S'pore 'can do more in leading-edge technologies'

PHOTO: S'pore 'can do more in leading-edge technologies'

Singapore is already making headway in the leading-edge technologies of data analytics and cyber security, but it can do more to create growth opportunities for local businesses, said Deputy Prime Minister Teo Chee Hean on Wednesday.

He said progress in these areas can also boost the country's position as a leading information technology hub.

Mr Teo, who was speaking at the opening of IBM's InterConnect conference at the Marina Bay Sands, noted that the effort has already begun.

Tech companies like IBM, NEC and Rakuten have already set up research and development facilities here to look into data analytics for areas like retail and supply chain management, he said.

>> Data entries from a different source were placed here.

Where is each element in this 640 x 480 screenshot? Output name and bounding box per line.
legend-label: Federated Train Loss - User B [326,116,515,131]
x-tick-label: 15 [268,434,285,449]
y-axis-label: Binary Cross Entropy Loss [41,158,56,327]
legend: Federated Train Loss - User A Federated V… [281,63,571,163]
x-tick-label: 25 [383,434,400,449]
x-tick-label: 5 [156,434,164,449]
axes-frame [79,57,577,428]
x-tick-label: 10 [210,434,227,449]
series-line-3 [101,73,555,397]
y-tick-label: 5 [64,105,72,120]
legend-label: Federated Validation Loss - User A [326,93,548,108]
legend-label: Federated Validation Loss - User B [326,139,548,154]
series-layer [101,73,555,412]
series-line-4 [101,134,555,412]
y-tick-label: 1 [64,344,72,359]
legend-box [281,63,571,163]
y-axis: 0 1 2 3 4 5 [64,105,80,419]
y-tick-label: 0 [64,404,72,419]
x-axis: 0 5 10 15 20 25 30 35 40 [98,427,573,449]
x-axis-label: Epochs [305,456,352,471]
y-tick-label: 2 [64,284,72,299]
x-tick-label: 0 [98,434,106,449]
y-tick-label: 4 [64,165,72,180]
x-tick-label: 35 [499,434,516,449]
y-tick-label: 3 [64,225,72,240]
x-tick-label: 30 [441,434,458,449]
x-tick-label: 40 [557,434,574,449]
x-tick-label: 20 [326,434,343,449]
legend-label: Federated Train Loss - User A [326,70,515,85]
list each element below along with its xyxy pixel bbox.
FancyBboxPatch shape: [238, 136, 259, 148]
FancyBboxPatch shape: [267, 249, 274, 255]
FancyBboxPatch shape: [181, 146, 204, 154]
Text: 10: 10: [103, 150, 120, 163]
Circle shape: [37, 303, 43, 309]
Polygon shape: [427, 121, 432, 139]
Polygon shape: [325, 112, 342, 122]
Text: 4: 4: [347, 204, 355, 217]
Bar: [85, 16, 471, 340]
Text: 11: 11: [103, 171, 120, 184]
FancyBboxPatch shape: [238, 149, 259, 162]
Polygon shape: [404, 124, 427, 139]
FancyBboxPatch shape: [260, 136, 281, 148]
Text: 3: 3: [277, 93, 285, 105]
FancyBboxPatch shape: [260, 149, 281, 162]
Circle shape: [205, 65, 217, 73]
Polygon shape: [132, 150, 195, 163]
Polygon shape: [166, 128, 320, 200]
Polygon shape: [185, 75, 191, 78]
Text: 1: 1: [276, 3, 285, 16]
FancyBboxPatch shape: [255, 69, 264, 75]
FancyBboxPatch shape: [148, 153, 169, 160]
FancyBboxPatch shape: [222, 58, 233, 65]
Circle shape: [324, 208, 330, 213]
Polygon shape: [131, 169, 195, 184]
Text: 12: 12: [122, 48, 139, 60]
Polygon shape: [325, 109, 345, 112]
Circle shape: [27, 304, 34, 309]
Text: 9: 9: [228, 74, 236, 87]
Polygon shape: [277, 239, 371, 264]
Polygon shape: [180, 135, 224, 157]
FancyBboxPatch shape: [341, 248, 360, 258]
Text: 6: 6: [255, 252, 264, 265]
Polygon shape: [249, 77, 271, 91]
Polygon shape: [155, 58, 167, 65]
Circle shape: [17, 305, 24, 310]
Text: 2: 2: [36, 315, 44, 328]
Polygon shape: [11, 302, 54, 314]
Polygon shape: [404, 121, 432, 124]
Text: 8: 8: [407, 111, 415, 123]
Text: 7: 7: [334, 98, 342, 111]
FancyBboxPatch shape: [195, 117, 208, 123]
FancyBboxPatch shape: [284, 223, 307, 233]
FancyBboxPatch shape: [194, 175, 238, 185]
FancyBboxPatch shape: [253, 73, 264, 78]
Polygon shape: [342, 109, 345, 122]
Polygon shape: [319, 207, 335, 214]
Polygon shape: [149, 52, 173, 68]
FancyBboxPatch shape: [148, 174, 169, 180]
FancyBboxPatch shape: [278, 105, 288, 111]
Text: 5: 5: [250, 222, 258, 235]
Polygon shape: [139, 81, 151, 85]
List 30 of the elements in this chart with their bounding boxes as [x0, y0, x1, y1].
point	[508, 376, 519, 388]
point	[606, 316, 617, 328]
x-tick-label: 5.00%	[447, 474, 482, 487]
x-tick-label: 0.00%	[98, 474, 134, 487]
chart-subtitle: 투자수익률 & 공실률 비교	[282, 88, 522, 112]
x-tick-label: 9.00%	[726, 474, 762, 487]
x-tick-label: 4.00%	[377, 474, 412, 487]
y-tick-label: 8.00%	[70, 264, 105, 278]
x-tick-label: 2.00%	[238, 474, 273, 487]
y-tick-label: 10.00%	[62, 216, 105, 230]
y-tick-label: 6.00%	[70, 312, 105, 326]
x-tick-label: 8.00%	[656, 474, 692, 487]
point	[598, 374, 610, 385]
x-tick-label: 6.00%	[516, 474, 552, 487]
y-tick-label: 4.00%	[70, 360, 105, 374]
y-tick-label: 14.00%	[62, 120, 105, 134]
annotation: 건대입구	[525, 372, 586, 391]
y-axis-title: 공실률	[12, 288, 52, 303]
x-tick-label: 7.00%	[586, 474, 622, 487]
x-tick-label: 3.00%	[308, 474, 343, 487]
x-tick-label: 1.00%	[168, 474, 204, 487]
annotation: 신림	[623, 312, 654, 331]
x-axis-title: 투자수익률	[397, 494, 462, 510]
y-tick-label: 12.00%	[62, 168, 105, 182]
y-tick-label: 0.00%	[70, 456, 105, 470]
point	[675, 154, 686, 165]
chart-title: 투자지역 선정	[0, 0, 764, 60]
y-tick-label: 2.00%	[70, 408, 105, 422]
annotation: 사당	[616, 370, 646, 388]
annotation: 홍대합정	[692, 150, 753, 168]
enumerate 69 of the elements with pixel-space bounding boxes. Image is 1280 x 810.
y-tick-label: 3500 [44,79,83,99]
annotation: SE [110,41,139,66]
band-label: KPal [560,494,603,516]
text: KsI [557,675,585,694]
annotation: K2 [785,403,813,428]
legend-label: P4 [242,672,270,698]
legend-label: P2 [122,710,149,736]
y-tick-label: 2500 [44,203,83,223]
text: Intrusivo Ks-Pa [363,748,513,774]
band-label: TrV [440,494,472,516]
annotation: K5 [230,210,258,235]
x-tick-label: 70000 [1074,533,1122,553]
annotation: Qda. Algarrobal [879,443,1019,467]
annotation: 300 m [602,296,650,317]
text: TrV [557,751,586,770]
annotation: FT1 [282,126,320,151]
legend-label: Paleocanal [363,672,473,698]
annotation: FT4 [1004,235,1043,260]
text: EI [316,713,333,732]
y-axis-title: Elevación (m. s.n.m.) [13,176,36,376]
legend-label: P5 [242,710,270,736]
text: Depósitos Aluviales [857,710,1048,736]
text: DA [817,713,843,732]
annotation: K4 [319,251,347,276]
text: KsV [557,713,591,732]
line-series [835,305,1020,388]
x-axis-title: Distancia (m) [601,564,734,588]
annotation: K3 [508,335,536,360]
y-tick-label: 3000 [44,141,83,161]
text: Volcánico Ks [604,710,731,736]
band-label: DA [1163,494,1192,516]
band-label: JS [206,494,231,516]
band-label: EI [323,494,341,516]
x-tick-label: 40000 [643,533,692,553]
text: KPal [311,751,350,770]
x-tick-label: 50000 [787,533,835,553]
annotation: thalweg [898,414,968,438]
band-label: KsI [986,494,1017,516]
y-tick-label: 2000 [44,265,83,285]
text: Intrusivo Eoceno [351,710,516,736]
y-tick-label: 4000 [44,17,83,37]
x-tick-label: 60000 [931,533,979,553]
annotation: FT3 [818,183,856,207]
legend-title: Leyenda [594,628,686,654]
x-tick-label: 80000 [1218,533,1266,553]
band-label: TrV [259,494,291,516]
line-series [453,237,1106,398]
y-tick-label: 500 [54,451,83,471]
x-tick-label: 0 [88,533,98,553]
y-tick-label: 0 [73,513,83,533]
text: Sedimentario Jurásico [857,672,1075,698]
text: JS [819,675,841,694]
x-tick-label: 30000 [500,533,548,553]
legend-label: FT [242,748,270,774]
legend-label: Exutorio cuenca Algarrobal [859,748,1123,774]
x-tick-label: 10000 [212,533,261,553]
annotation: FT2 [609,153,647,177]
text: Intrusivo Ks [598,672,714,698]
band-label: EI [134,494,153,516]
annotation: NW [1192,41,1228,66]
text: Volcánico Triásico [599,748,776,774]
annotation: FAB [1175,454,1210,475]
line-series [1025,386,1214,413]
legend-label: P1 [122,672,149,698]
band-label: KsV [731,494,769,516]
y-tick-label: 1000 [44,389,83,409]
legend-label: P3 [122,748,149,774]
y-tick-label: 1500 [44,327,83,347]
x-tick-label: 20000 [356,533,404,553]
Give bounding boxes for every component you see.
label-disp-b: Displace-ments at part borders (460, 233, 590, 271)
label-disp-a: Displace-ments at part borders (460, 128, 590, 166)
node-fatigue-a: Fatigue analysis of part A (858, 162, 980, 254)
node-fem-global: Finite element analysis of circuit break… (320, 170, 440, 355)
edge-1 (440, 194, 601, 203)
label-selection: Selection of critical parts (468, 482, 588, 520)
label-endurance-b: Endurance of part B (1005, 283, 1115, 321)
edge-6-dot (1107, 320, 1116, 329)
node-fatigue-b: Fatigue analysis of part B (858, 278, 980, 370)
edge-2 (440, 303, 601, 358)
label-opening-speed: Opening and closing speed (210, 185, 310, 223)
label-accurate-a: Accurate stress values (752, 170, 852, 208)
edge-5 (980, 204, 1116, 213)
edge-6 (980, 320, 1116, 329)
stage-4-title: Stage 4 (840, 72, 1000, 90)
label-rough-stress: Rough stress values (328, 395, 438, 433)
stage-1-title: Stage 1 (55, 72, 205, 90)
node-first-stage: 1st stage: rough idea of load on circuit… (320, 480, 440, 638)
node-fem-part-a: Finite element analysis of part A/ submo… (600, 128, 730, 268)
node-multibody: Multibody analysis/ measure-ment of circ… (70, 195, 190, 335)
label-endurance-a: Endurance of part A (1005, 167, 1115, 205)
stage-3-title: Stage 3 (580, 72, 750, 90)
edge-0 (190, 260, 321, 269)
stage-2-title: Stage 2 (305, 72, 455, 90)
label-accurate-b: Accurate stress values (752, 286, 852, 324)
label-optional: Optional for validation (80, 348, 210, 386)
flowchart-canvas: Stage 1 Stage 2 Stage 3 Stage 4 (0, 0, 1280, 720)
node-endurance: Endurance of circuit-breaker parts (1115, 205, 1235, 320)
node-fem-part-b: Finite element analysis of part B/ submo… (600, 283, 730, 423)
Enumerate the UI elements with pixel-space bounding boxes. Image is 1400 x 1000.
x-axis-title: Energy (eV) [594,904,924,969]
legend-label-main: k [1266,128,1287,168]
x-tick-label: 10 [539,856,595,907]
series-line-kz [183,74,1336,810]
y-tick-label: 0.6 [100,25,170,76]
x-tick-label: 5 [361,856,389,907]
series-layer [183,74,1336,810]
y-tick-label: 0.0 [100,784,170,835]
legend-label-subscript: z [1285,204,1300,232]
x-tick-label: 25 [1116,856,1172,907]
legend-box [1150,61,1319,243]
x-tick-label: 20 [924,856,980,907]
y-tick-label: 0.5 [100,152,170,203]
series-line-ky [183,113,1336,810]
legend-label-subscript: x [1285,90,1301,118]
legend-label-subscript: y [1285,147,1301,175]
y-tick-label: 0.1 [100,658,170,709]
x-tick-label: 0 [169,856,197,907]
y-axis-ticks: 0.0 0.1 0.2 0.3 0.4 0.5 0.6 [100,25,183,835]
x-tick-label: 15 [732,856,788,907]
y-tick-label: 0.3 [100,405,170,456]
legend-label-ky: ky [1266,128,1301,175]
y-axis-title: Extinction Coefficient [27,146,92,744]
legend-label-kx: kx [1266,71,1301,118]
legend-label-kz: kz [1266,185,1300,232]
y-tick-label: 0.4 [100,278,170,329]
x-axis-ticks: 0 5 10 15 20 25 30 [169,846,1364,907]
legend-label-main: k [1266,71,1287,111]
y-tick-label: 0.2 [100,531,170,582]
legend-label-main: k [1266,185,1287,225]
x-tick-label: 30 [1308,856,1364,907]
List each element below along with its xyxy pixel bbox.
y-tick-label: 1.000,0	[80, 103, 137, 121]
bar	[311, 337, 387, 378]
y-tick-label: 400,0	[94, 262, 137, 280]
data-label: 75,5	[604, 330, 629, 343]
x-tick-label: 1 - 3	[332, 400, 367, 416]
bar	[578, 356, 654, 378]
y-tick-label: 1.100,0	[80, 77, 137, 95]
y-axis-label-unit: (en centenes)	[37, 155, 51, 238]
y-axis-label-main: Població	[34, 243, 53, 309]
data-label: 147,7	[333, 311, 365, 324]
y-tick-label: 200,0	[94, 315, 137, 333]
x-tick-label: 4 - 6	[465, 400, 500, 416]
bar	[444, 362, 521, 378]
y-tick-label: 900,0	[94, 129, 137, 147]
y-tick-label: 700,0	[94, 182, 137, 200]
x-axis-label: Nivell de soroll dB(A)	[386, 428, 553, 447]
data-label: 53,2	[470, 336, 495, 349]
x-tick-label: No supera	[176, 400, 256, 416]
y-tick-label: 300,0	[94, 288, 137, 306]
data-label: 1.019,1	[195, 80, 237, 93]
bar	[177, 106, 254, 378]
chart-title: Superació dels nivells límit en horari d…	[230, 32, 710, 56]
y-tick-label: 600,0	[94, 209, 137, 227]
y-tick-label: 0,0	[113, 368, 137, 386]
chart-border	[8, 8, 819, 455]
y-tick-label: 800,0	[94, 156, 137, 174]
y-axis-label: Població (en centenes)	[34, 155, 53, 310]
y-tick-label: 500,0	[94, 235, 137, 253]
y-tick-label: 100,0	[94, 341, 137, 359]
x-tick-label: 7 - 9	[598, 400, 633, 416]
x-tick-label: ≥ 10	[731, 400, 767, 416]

The National University of Singapore has also begun to offer a one-year Master of Science programme in business analytics in collaboration with IBM. Singapore aims to train 2,500 data analytics professionals by 2017.

"If data analytics is the key to unlocking new business value, cyber security will help ensure the safety of data. Having robust cyber security capabilities will allow businesses and consumers to safely adopt next-generation technologies such as mobile and cloud computing," added Mr Teo.

Singapore will gain more expertise in cyber security when Interpol, the international police organisation, opens its global complex for innovation here next year. The centre will facilitate cyber research as a way of combating emerging criminal activities.

The local cyber security market is substantial, Mr Teo added. It was estimated to be worth $63.7 billion in 2011 with expectations that it could grow to about $120 billion by 2017.

IBM chairman and chief executive Virginia Rometty also identified data as a key component to the emerging era of tech "systems that learn".

Ms Rometty told the gathering that a better understanding of data means companies can not only predict future trends but also prescribe possible solutions.

But the new wind that is blowing across businesses comprises not only data but also mobility, social networking and cloud computing, she noted.

There are, for example, more than 2.7 billion mobile devices connected to the Internet today while a quarter of the world's population is on social networks.

"There is more than one thing happening today, and there's a convergence of these four technologies which is creating an environment that has never happened before," she said.

If this new environment is tapped correctly, then it will spur growth opportunities for businesses, added Ms Rometty, who is visiting Singapore for the first time as IBM's CEO.

Corporations that have begun to adopt these technologies have shown results, she said.

IBM's poll of 80 global banks showed that they have improved customer acquisitions by 125 per cent. In the automotive industry, costs have been slashed by 34 per cent.

In her view, corporations must do three things to join the new computing era.

One is that decision-making must be driven by analytics and information. She cited the National Environment Agency here, which used data analytics to predict the next dengue outbreak.

Corporations must also embed intelligence into products and services. Carmaker Honda, for example, has software in batteries that collects data on distance travelled, usage patterns and other information that lets it develop better products.

And lastly, corporations must think of one-to-one marketing or personalisation.

"In the 2012 United States presidential election, President Barack Obama's election team used data analytics to identify who would be most likely to change their vote. They focused on sending customised and personalised messages to those voters," said Ms Rometty.

Being ready and able to act on these characteristics requires corporate chieftains to accept constant re-invention to create services of higher value, added Ms Rometty.

DBS Bank here has been looking into using data analytics to improve customer engagement.

Ms Karen Ngui, its head of group strategic marketing and communications, told The Straits Times on the conference sidelines: "Let's say someone goes in to buy an airline ticket with a DBS credit card.

"We would pick this up and immediately send him deals on hotels, travel insurance and anything to do with travel. This must be done in real time, at that time when the customer is booking the air ticket.

"We've seen better take-up rates of our services of about two to three times the average when we do cross selling."

However, DBS said it is wary of being too intrusive for fear of invading its customers' privacy, said Ms Ngui.

About 2,500 people are expected to attend the three-day event, which is the biggest tech conference IBM runs for growth markets - any country outside of the US, Western Europe and Japan. It is the second time it has been held here.